Using Cloudera Manager 3.x on RHEL/CentOS 5.x Linux with Python 2.6

sysadminIf you’ve installed Cloudera Manager on your RHEL/CentOS 5.x Hadoop cluster, and you’re using a custom Python 2.6 install because you need Yelp’s mrjob, as written about in my previous article, then you’re going to need to make some changes in order to have Cloudera Manager start the TaskTracker with your custom Python, instead of with the Python embedded in the Cloudera Manager package.

Even if you’re just using Python streaming with MapReduce and need some custom modules, you’re going to have problems because Cloudera Manager starts the TaskTrackers which inherit the Python environment that is embedded in the Cloudera Manager package. If you’re in this situation, though, you just need to install your custom modules in the embedded environment by using the easy_install that comes with it:

/usr/lib64/cmf/agent/build/env/bin/easy_install

Below are instructions for having Cloudera Manager use your custom Python 2.6, so that when it starts the TaskTrackers, they’ll inherit your Python’s environment.

The first indication that we had a problem was when our MapReduce job was failing when the math module was unavailable. It didn’t even get as far as importing the MRJob module.

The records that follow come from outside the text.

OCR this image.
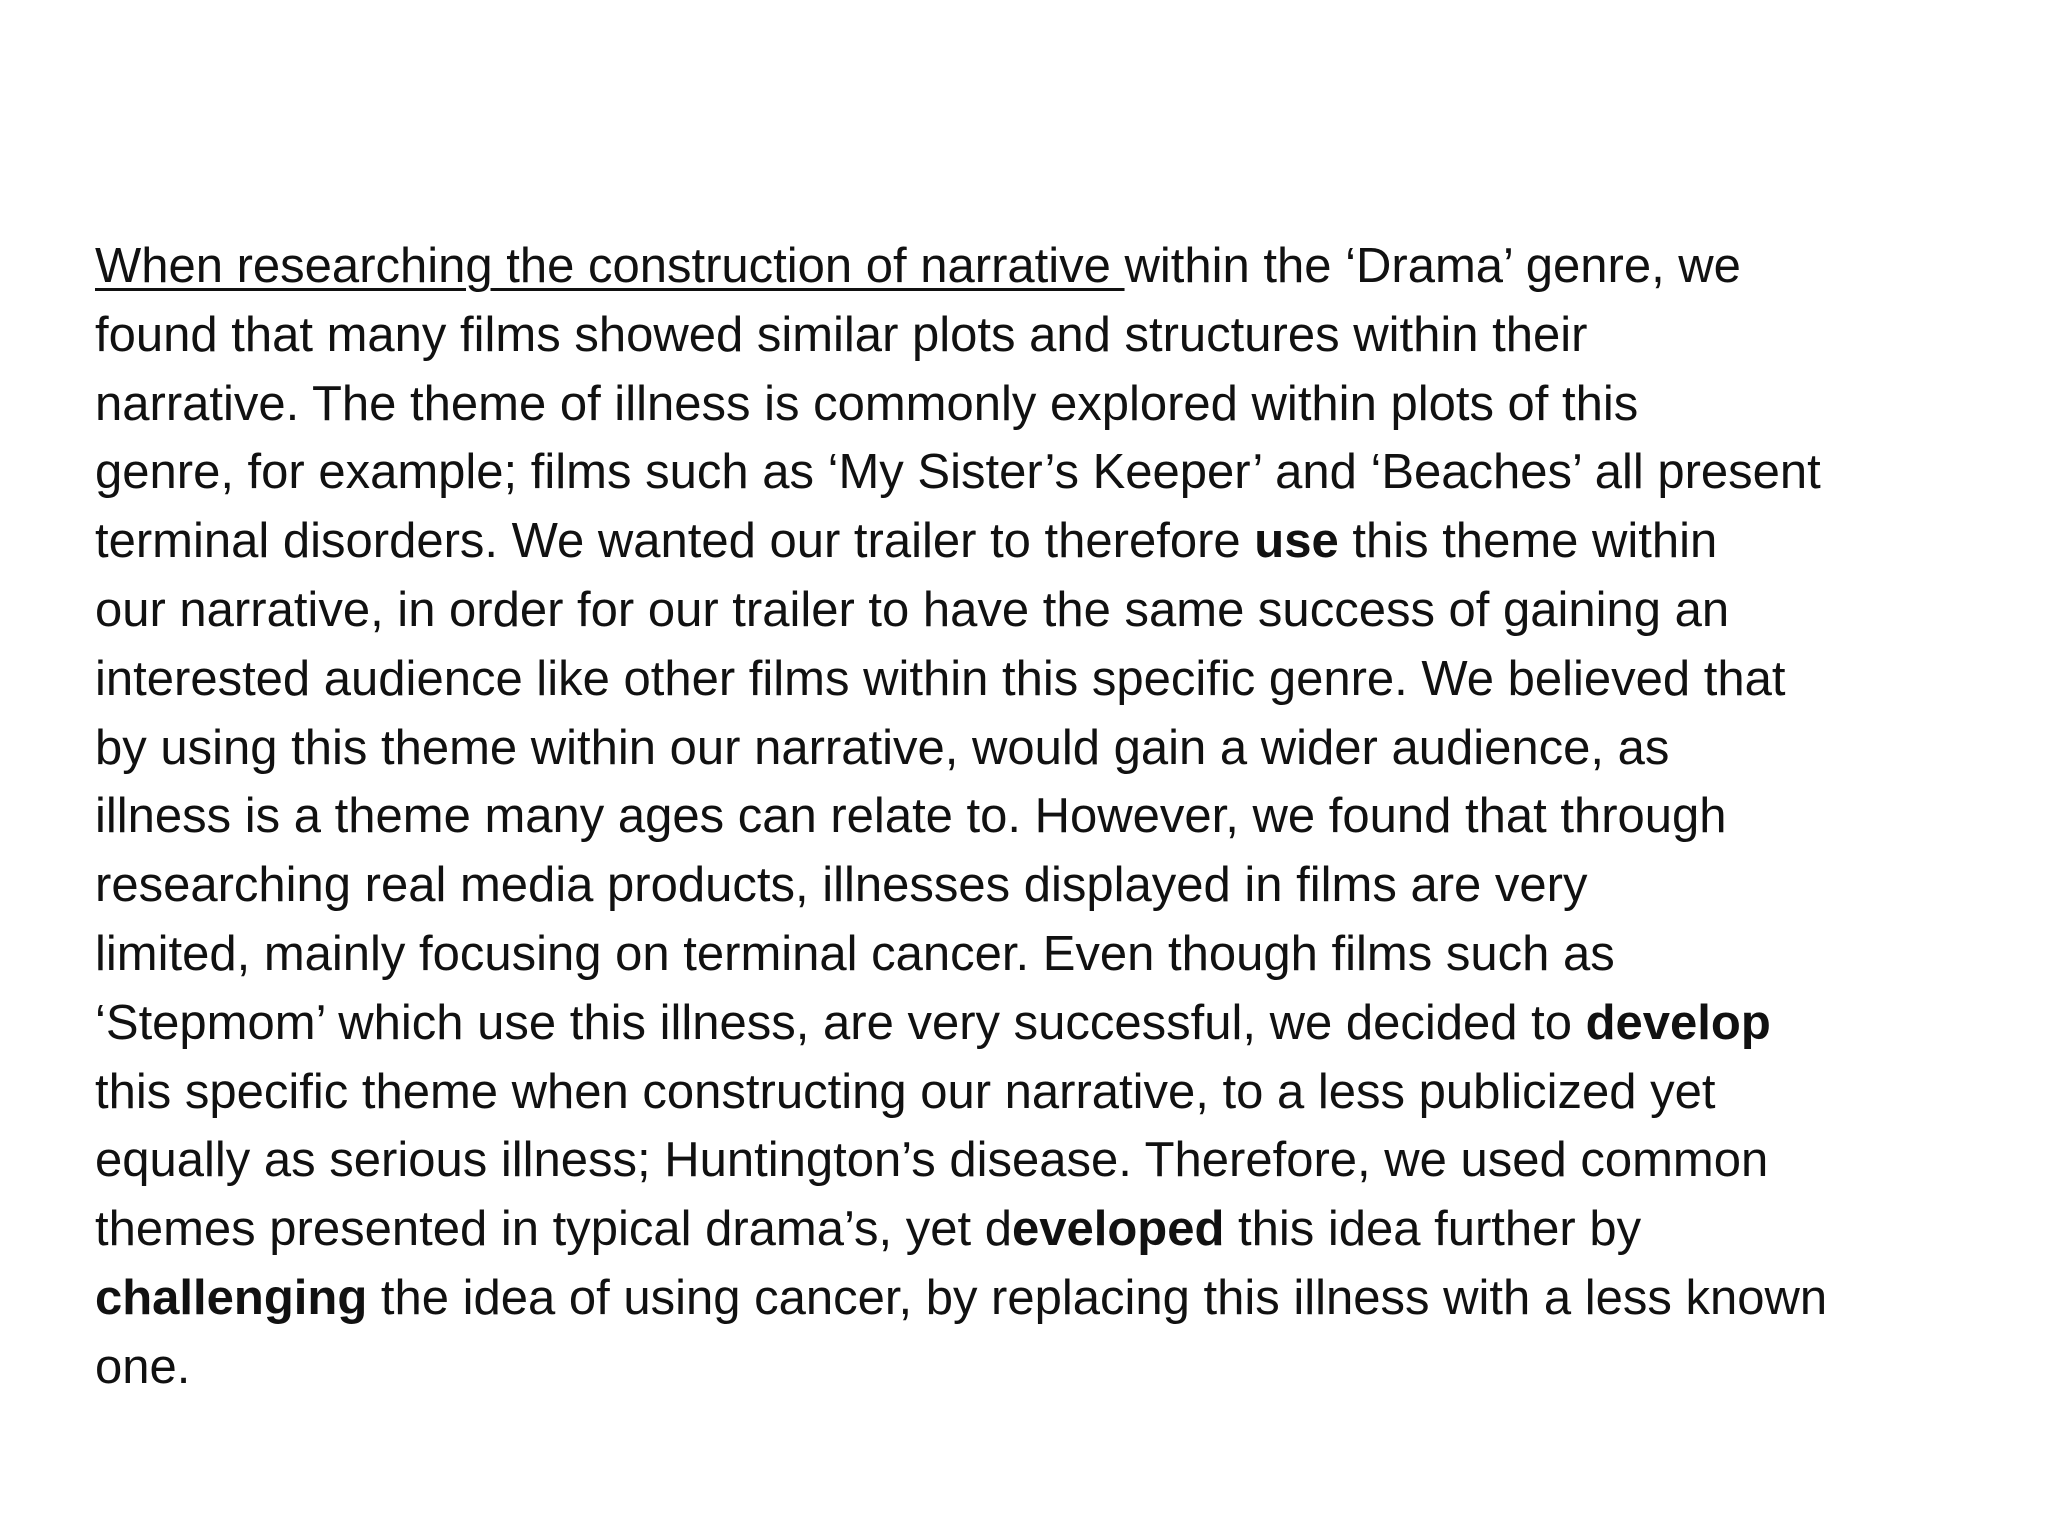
When researching the construction of narrative within the ‘Drama’ genre, we
found that many films showed similar plots and structures within their
narrative. The theme of illness is commonly explored within plots of this
genre, for example; films such as ‘My Sister’s Keeper’ and ‘Beaches’ all present
terminal disorders. We wanted our trailer to therefore use this theme within
our narrative, in order for our trailer to have the same success of gaining an
interested audience like other films within this specific genre. We believed that
by using this theme within our narrative, would gain a wider audience, as
illness is a theme many ages can relate to. However, we found that through
researching real media products, illnesses displayed in films are very
limited, mainly focusing on terminal cancer. Even though films such as
‘Stepmom’ which use this illness, are very successful, we decided to develop
this specific theme when constructing our narrative, to a less publicized yet
equally as serious illness; Huntington’s disease. Therefore, we used common
themes presented in typical drama’s, yet developed this idea further by
challenging the idea of using cancer, by replacing this illness with a less known
one.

File "/usr/lib64/python2.6/json/encoder.py", line 5, in <module>
import math
ImportError: /usr/lib64/cmf/agent/build/env/lib64/python2.4/lib-dynload/mathmodule.so: undefined symbol: Py_InitModule4

That’s when I found that the TaskTracker was inheriting the Python environment from Cloudera Manager.

The first step is to make sure that you have the openssl-devel RPM installed, so that you can compile the M2Crypto Python module, with:

yum install openssl-devel

Next, install these Python modules with easy_install or pip:

argparse
avro
psutil (Must be the included version because they backported partition.opts from 0.5.1 as partition.options)
supervisor (Must be version 3.0a12)
CherryPy
Mako

Note: You might have problems installing supervisor as a binary egg, because supervisor.options is called, which doesn’t use proper package utilities to open the versions.txt file.

If you don’t know how to install a specific version in easy_install, you can do it like this:

easy_install psutil==0.4.1
easy_install supervisor==3.0a12

Next, you must install M2Crypto from source, because easy_install and pip won’t compile it correctly on RHEL/CentOS. When you download the source and untar it, you’ll find a script inside the tarball called fedora_setup.py, you’ll need to run that like this:

./fedora_setup.py build
./fedora_setup.py install

Next, you must make the ClusterStats modules available. The easiest way to do this is by adding a .pth file to your site-packages directory. I create a file at /usr/lib/python2.6/site-packages/scm-agent.pth that contains these lines:

/usr/lib64/cmf/agent/src/
/usr/lib64/cmf/agent/build/env/lib/python2.4/site-packages/ClusterStatsClient-v2.0.1_54_gadc386e-py2.4.egg
/usr/lib64/cmf/agent/build/env/lib/python2.4/site-packages/ClusterStatsCommonTest-0.1-py2.4.egg
/usr/lib64/cmf/agent/build/env/lib/python2.4/site-packages/ClusterStatsCommon-0.1-py2.4.egg
/usr/lib64/cmf/agent/build/env/lib/python2.4/site-packages/ClusterStatsLogStreaming-UNKNOWN-py2.4.egg

Finally, update the path to the python binary from:

/usr/lib64/cmf/agent/build/env/bin/python

to your own python:

/usr/local/bin/python

In the following three files:

/usr/sbin/cmf-agent
/usr/lib64/cmf/agent/build/env/bin/supervisord
/usr/lib64/cmf/agent/build/env/bin/supervisorctl

If you’re running Cloudera Manager already, you’ll need to restart Cloudera Manager on each node with:

service cloudera-scm-agent restart

The only thing left to do now is to restart the TaskTrackers on your nodes, using Cloudera Manager. Your MapReduce jobs will now be using your custom Python environment.